Deductions under Section 16

The income that is chargeable under ‘Salaries’ head is computed after the following deductions under Section 16:

  • Deduction of entertainment allowance
  • Standard deductions
  • Professional tax

Standard Deduction [Section 16(i)/ (ia)]

  • The salary amount or
  • The standard deduction which is Rs.40, 000, whichever is low

Entertainment Allowance [Section 16 (ii)]

The entertainment allowance is initially included under the head ‘Salaries’ in the salary income and after that, a deduction is provided on the basis that is counted in the following paragraph:

  • In case of a government employee (i.e. an employee of State or Central Government), the minimum of the below mentioned is deducted:
    • 20% of the basic salary
    • 5, 000
    • Entertainment allowance amount that is granted during the last year.

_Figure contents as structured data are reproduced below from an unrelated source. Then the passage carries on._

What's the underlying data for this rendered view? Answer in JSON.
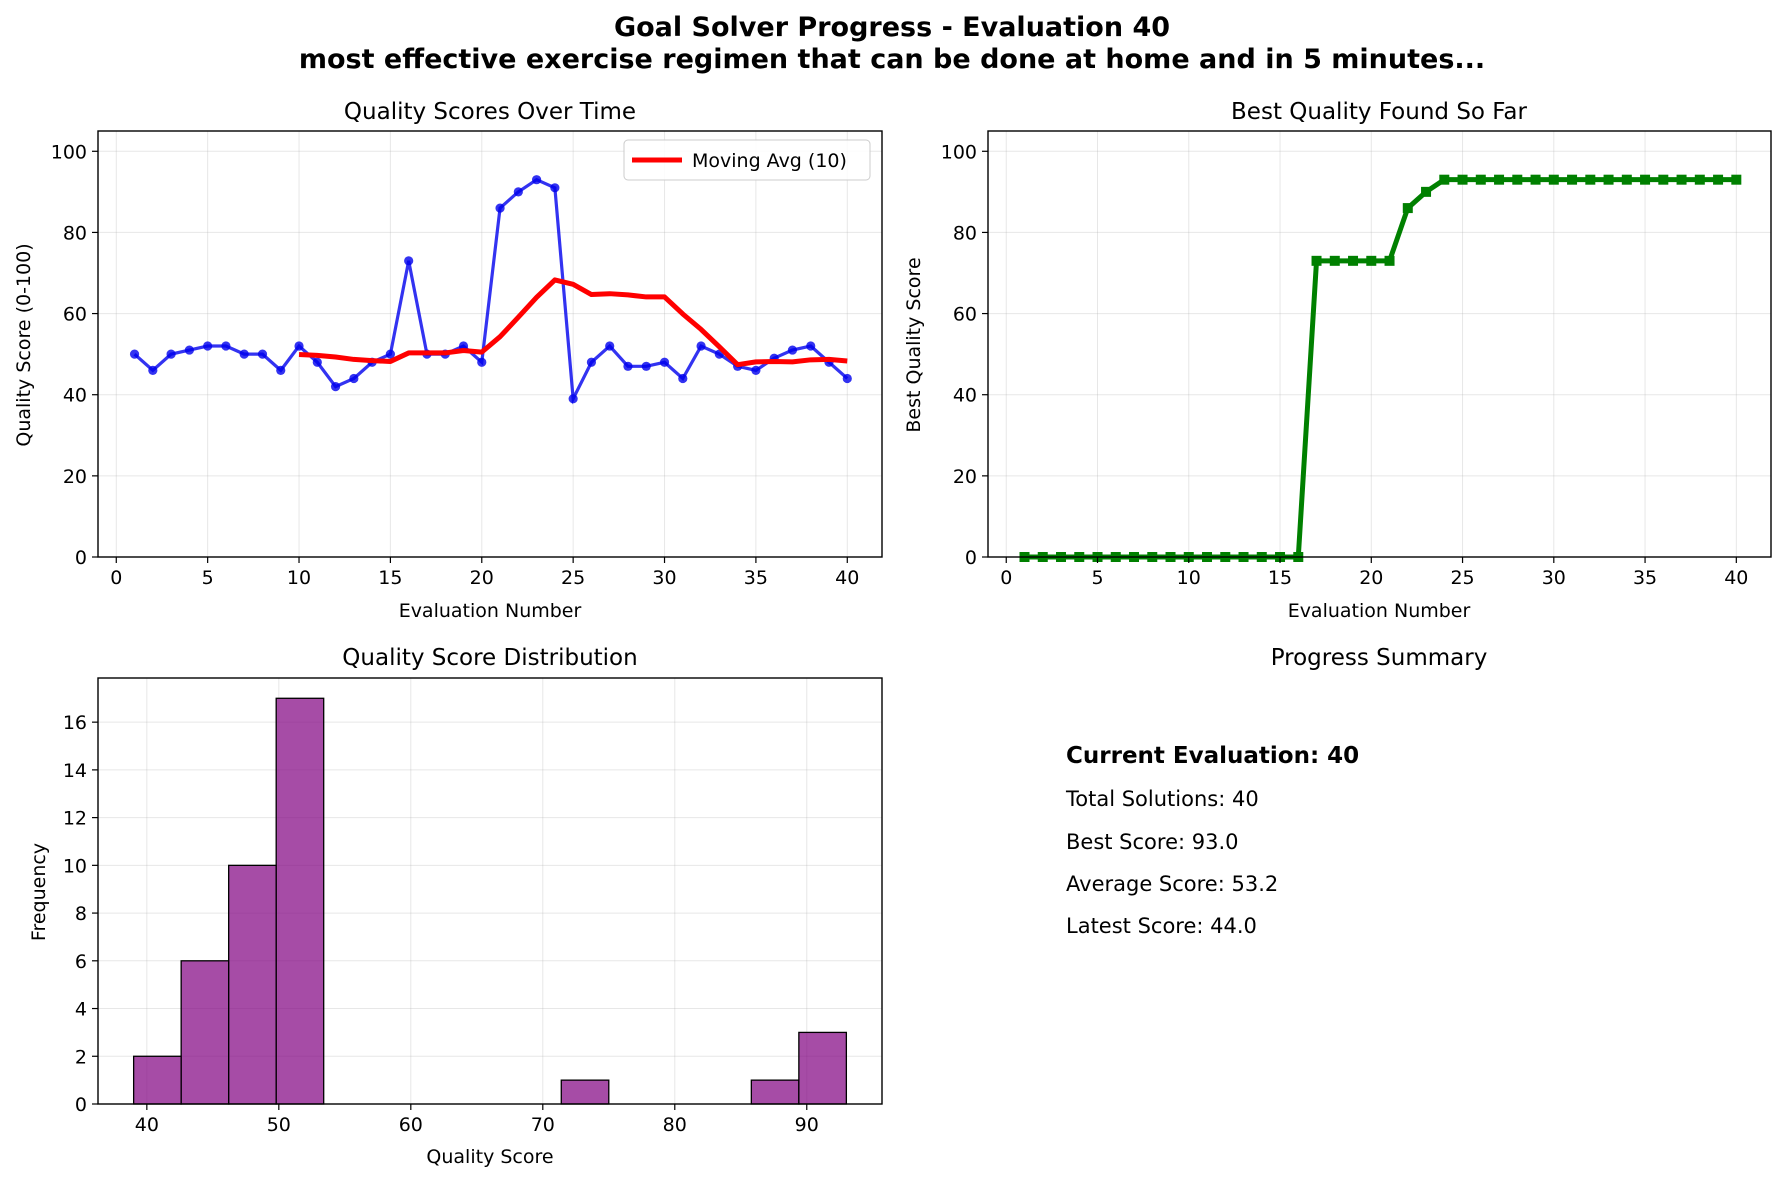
{
  "figure": {
    "suptitle_line1": "Goal Solver Progress - Evaluation 40",
    "suptitle_line2": "most effective exercise regimen that can be done at home and in 5 minutes..."
  },
  "chart_data": [
    {
      "id": "quality",
      "type": "line",
      "title": "Quality Scores Over Time",
      "xlabel": "Evaluation Number",
      "ylabel": "Quality Score (0-100)",
      "xlim": [
        -1,
        41.9
      ],
      "ylim": [
        0,
        105
      ],
      "xticks": [
        0,
        5,
        10,
        15,
        20,
        25,
        30,
        35,
        40
      ],
      "yticks": [
        0,
        20,
        40,
        60,
        80,
        100
      ],
      "grid": true,
      "legend": "top-right",
      "series": [
        {
          "color": "#0000ee",
          "marker": "circle",
          "x": [
            1,
            2,
            3,
            4,
            5,
            6,
            7,
            8,
            9,
            10,
            11,
            12,
            13,
            14,
            15,
            16,
            17,
            18,
            19,
            20,
            21,
            22,
            23,
            24,
            25,
            26,
            27,
            28,
            29,
            30,
            31,
            32,
            33,
            34,
            35,
            36,
            37,
            38,
            39,
            40
          ],
          "y": [
            50,
            46,
            50,
            51,
            52,
            52,
            50,
            50,
            46,
            52,
            48,
            42,
            44,
            48,
            50,
            73,
            50,
            50,
            52,
            48,
            86,
            90,
            93,
            91,
            39,
            48,
            52,
            47,
            47,
            48,
            44,
            52,
            50,
            47,
            46,
            49,
            51,
            52,
            48,
            44
          ]
        },
        {
          "name": "Moving Avg (10)",
          "color": "#ff0000",
          "marker": "none",
          "x": [
            10,
            11,
            12,
            13,
            14,
            15,
            16,
            17,
            18,
            19,
            20,
            21,
            22,
            23,
            24,
            25,
            26,
            27,
            28,
            29,
            30,
            31,
            32,
            33,
            34,
            35,
            36,
            37,
            38,
            39,
            40
          ],
          "y": [
            49.9,
            49.7,
            49.3,
            48.7,
            48.4,
            48.2,
            50.3,
            50.3,
            50.3,
            50.9,
            50.5,
            54.3,
            59.1,
            64.0,
            68.3,
            67.2,
            64.7,
            64.9,
            64.6,
            64.1,
            64.1,
            59.9,
            56.1,
            51.8,
            47.4,
            48.1,
            48.2,
            48.1,
            48.6,
            48.7,
            48.3
          ]
        }
      ]
    },
    {
      "id": "best",
      "type": "line",
      "title": "Best Quality Found So Far",
      "xlabel": "Evaluation Number",
      "ylabel": "Best Quality Score",
      "xlim": [
        -1,
        41.9
      ],
      "ylim": [
        0,
        105
      ],
      "xticks": [
        0,
        5,
        10,
        15,
        20,
        25,
        30,
        35,
        40
      ],
      "yticks": [
        0,
        20,
        40,
        60,
        80,
        100
      ],
      "grid": true,
      "series": [
        {
          "color": "#008000",
          "marker": "square",
          "x": [
            1,
            2,
            3,
            4,
            5,
            6,
            7,
            8,
            9,
            10,
            11,
            12,
            13,
            14,
            15,
            16,
            17,
            18,
            19,
            20,
            21,
            22,
            23,
            24,
            25,
            26,
            27,
            28,
            29,
            30,
            31,
            32,
            33,
            34,
            35,
            36,
            37,
            38,
            39,
            40
          ],
          "y": [
            0,
            0,
            0,
            0,
            0,
            0,
            0,
            0,
            0,
            0,
            0,
            0,
            0,
            0,
            0,
            0,
            73,
            73,
            73,
            73,
            73,
            86,
            90,
            93,
            93,
            93,
            93,
            93,
            93,
            93,
            93,
            93,
            93,
            93,
            93,
            93,
            93,
            93,
            93,
            93
          ]
        }
      ]
    },
    {
      "id": "hist",
      "type": "bar",
      "title": "Quality Score Distribution",
      "xlabel": "Quality Score",
      "ylabel": "Frequency",
      "xlim": [
        36.3,
        95.7
      ],
      "ylim": [
        0,
        17.85
      ],
      "xticks": [
        40,
        50,
        60,
        70,
        80,
        90
      ],
      "yticks": [
        0,
        2,
        4,
        6,
        8,
        10,
        12,
        14,
        16
      ],
      "grid": true,
      "color": "#800080",
      "bin_edges": [
        39,
        42.6,
        46.2,
        49.8,
        53.4,
        57,
        60.6,
        64.2,
        67.8,
        71.4,
        75,
        78.6,
        82.2,
        85.8,
        89.4,
        93
      ],
      "counts": [
        2,
        6,
        10,
        17,
        0,
        0,
        0,
        0,
        0,
        1,
        0,
        0,
        0,
        1,
        3
      ]
    }
  ],
  "summary": {
    "title": "Progress Summary",
    "current": "Current Evaluation: 40",
    "total": "Total Solutions: 40",
    "best": "Best Score: 93.0",
    "average": "Average Score: 53.2",
    "latest": "Latest Score: 44.0"
  }
}
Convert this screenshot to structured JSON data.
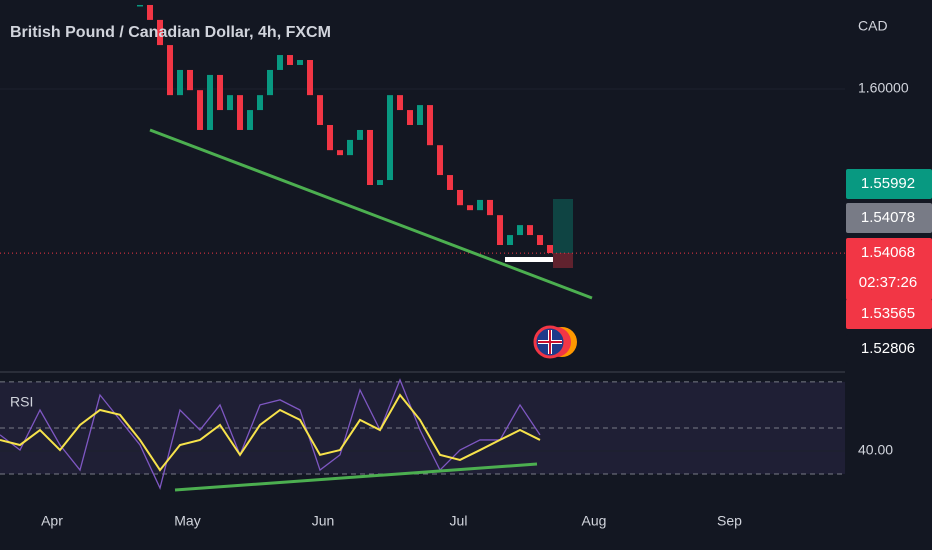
{
  "chart_data": [
    {
      "type": "candlestick",
      "title": "British Pound / Canadian Dollar, 4h, FXCM",
      "unit_label": "CAD",
      "values": [
        1.6304,
        1.625,
        1.6159,
        1.5978,
        1.6069,
        1.5996,
        1.5852,
        1.6051,
        1.5924,
        1.5978,
        1.5852,
        1.5924,
        1.5978,
        1.6069,
        1.6123,
        1.6087,
        1.6105,
        1.5978,
        1.587,
        1.5779,
        1.5761,
        1.5816,
        1.5852,
        1.5653,
        1.5671,
        1.5978,
        1.5924,
        1.587,
        1.5942,
        1.5797,
        1.5689,
        1.5635,
        1.558,
        1.5562,
        1.5599,
        1.5544,
        1.5436,
        1.5472,
        1.5508,
        1.5472,
        1.5436,
        1.5407
      ],
      "up_color": "#089981",
      "down_color": "#f23645",
      "ylim": [
        1.4984,
        1.6322
      ],
      "yticks": [
        {
          "value": 1.6,
          "label": "1.60000"
        }
      ],
      "price_tags": [
        {
          "value": 1.55992,
          "color": "#089981"
        },
        {
          "value": 1.54078,
          "color": "#787b86"
        },
        {
          "value": 1.54068,
          "color": "#f23645",
          "countdown": "02:37:26"
        },
        {
          "value": 1.53565,
          "color": "#f23645"
        },
        {
          "value": 1.52806,
          "color": "#131722"
        }
      ],
      "x_axis": [
        "Apr",
        "May",
        "Jun",
        "Jul",
        "Aug",
        "Sep"
      ]
    },
    {
      "type": "line",
      "title": "RSI",
      "series": [
        {
          "color": "#7e57c2",
          "values": [
            47.0,
            40.4,
            57.8,
            42.6,
            31.7,
            64.3,
            53.5,
            42.6,
            23.9,
            57.8,
            49.1,
            60.0,
            38.3,
            60.0,
            62.2,
            57.8,
            31.7,
            38.3,
            66.5,
            49.1,
            70.9,
            49.1,
            31.7,
            40.4,
            44.8,
            44.8,
            60.0,
            47.0
          ]
        },
        {
          "color": "#f7e34b",
          "values": [
            44.8,
            42.6,
            49.1,
            40.4,
            51.3,
            57.8,
            55.7,
            44.8,
            31.7,
            42.6,
            44.8,
            51.3,
            38.3,
            51.3,
            57.8,
            53.5,
            38.3,
            40.4,
            53.5,
            49.1,
            64.3,
            53.5,
            38.3,
            36.1,
            40.4,
            44.8,
            49.1,
            44.8
          ]
        }
      ],
      "ylim": [
        18.7,
        73.0
      ],
      "yticks": [
        {
          "value": 40,
          "label": "40.00"
        }
      ],
      "levels": [
        70,
        50,
        30
      ]
    }
  ]
}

To determine the entertainment amount allowance that is deducted from the salary, the below points must be considered:

  • The ‘salary’ of an individual for this purpose excludes the benefits, allowance, and other perquisites.
  • The actual amount that is expended towards the entertainment (out of the allowance of entertainment received) is not considered.
  • In case of a non-government employee (Including the employees of Local Authority and Statutory Corporation):
    • The allowance for the entertainment is not deductible in this case.

Tax on Employment or Professional Tax [Section 16 (iii)]

The tax on employment or professional tax, levied by some State in article 276 of the Constitution is granted as deducted.

In this situation, the following points must be kept in mind:

  • The deduction is available only in the year wherein professional tax is being paid.
  • There is no ceiling in monetary terms in the Income Tax Act in article 276 of the Constitution. Any State Government is not eligible to impose more than Rs.2, 500 annually as professional tax. As per the Income Tax Act, whatever professional tax an individual has paid during the last year, is deductible.
  • If an employer pays the professional tax on behalf of an employee, then it is included in employee’s salary under ‘perquisite' and after that, the equal amount is allowed as the deduction under ‘professional tax' deducted from the salary.  


To understand this let us take an example, image Mr. X is posted in the city of Hyderabad and he needs Rs.2, 000 yearly as a professional tax. He paid Rs.4, 000 on 31st May 2019 as professional tax (which is Rs.2, 000 for the year 2018 – 19 and Rs.2, 000 for the year 2019 – 20). In this situation, Rs.4, 000 is deductible for the last year 2019 – 20, here it is not correct to say that only Rs.2, 500 is deductible).